Hit by violence from all sides, it is perhaps not surprising that many Shiite Muslim Arabs here have begun showing widespread suspicion of foreign Arabs, who are often from Sunni Muslim countries. Iraq’s Shiite-led government is close to Iran, a non-Arab Shiite Muslim country.
But the discrimination is a troubling sign of just how suspicious Iraqis have become of outsiders as sectarian violence has divided people into camps.
The resentment toward foreign Arabs also has increased regional tensions between Iraq and some of its neighbors, including Egypt, Jordan and Saudi Arabia, who already are wary of how Shiite leaders are running Iraq.

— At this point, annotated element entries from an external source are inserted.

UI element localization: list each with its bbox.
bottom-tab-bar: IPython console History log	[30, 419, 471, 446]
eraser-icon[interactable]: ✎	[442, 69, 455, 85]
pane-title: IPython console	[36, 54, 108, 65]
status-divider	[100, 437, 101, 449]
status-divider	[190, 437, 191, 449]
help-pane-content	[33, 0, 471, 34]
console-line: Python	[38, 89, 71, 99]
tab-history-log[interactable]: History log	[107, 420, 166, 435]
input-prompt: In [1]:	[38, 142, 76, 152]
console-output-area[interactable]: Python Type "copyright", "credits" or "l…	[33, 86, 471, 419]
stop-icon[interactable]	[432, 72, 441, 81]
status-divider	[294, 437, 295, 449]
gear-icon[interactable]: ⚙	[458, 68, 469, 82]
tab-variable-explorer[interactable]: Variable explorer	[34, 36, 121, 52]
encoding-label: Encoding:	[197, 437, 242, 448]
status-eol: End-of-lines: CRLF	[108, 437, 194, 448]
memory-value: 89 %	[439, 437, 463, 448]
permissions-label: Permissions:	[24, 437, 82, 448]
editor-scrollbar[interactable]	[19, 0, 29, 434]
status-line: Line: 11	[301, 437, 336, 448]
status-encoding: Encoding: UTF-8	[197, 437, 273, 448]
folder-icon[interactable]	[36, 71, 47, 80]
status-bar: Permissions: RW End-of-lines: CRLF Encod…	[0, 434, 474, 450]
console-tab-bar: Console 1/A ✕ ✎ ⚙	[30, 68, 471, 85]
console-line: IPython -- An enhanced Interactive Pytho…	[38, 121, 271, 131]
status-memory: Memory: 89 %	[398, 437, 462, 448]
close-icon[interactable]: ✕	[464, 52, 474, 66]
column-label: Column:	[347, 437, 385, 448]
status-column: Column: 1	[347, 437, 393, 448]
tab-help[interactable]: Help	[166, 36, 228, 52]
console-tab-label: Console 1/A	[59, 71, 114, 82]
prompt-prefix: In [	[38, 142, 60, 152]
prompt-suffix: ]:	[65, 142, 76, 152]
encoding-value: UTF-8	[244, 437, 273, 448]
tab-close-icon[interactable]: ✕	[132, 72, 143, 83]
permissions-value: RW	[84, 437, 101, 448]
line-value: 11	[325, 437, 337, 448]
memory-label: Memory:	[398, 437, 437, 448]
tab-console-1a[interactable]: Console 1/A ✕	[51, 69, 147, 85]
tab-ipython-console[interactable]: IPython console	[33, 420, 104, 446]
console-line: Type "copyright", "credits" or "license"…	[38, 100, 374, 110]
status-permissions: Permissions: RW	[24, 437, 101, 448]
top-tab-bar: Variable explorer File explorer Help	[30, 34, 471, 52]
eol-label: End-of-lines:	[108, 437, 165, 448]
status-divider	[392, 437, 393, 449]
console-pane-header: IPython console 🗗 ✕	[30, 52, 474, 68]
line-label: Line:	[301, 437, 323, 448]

A day after the Interior Ministry general asked for Arabs’ deportation, some Shiite members of parliament echoed the call. That led to a dispute after the parliament speaker, a Sunni Arab, retorted that both Arabs “and others” should be deported — a reference to Iranians. Many Sunnis here fear Iranians are infiltrating Iraq.
Iraqi authorities in recent months also have prevented anyone who holds an Arab-country passport from entering the country without first gaining a security approval that is almost impossible to get.
This measure comes after both Iraqi and U.S. officials have cited instances of Saudi, Syrian, Egyptian, Yemeni and Libyan fighters joining the Sunni insurgency in Iraq. The Iraqi government has tended to blame the insurgency more on foreign fighters than on Iraqis who are Saddam Hussein loyalists.
The most infamous Arab foreign fighter was Jordanian-born Abu Musab al-Zarqawi, leader of the al-Qaida in Iraq group, who was killed by U.S. forces last summer. Another foreign Arab, an Egyptian, took his place after he died, his group said.
Some of the resentment toward foreign Arabs stems from another factor, though — Saddam’s longtime preferential treatment toward Palestinians until he was ousted in the 2003 invasion.
Saddam lavished large cash payments on Palestinian suicide bombers in the 1990s, when Iraq faced crippling economic sanctions and many Iraqis were jobless. That caused Iraqis to feel strong resentment toward Palestinians and other Arabs who came to work in Iraq. Palestinians have left in large numbers since the 2003 invasion, because of widespread anger toward them here.
Sabah Abdul-Wahed, a 35-year-old Shiite Muslim cashier at a restaurant in Baghdad’s predominantly Shiite neighborhood of New Baghdad, said he can’t help feeling resentment toward foreign Arabs who live in Iraq.
“They had more privileges than Iraqis, and under Saddam they had better lives than ours,” he said. “I don’t mean all Arabs but many of them … Their governments don’t like Iraqis. In the past, they liked Iraqi money.”